Strengths and limitations
The strength of this study lies in its large sample size, high participation rate, and the collection of both pre- and post-cycloplegic autorefraction data. In this study, we utilized 1% cyclopentolate eyedrops, which is a commonly used cycloplegic agent in research related to refractive errors in children. It is effective even for moderate to high hypermetropia, with an onset of action approximately 30 minutes after administration and a duration of action of up to 24 hours. Furthermore, it is associated with fewer side effects compared to other cycloplegic agents [27]. None of the participants in this study reported any side effects related to the use of cyclopentolate.

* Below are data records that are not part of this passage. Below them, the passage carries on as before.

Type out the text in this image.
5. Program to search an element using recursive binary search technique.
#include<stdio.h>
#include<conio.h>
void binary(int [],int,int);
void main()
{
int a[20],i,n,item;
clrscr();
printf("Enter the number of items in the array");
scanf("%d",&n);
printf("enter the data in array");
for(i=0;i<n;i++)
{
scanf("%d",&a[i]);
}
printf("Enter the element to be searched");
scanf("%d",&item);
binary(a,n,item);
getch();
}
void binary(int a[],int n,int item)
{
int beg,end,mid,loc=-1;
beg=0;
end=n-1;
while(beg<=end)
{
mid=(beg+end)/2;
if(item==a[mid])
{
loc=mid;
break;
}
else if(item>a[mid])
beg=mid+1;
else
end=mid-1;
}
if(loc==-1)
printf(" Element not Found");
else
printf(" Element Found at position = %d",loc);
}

The present study aimed to distinguish cycloplegic from non-cycloplegic refraction. Therefore, we solely relied on autorefraction findings and did not conduct binocular subjective refraction. Moreover, doing subjective refraction can lead to interobserver bias. Also, we did not use subjective refraction as the endpoint for our comparison because we have included very young children in our study, whose subjective responses are less predictable than those of younger adults. We have used a single autorefractor (Topcon KR-1) to assess the difference between cycloplegic and non-cycloplegic refraction. The type of target and its size in an autorefractor are known to affect the accommodative response. Hence, results obtained without cycloplegia may differ from one instrument to another [28].
One limitation of the current study was that all participants who had achieved the pre-defined cut-off for pupillary dilatation at the end of one hour were taken up for cycloplegic refraction assessment. Thus, we are unable to ascertain whether cycloplegia was entirely established in each eye in the study. It is well known that the Asian population has lighter coloured iris as compared to the African population [29]. It has been claimed that iris pigment may sequestrate cycloplegic drugs, making it difficult to achieve complete cycloplegia in children with darker irises [8]. Since iris pigmentation varies greatly among ethnic groups and is mostly influenced by genetic ancestry, our results might not apply to other ethnic groups directly.
Conclusions
In our study, myopia was overestimated and hypermetropia was underestimated with non-cycloplegic refraction as compared to cycloplegic refraction. Hence, despite being cumbersome and time-consuming, cycloplegia is still necessary to obtain the correct refractive error in children. Overall, this study provided valuable insights regarding the need for cycloplegic refraction in children, especially in light of the rising myopia trends, which have become a public health concern worldwide.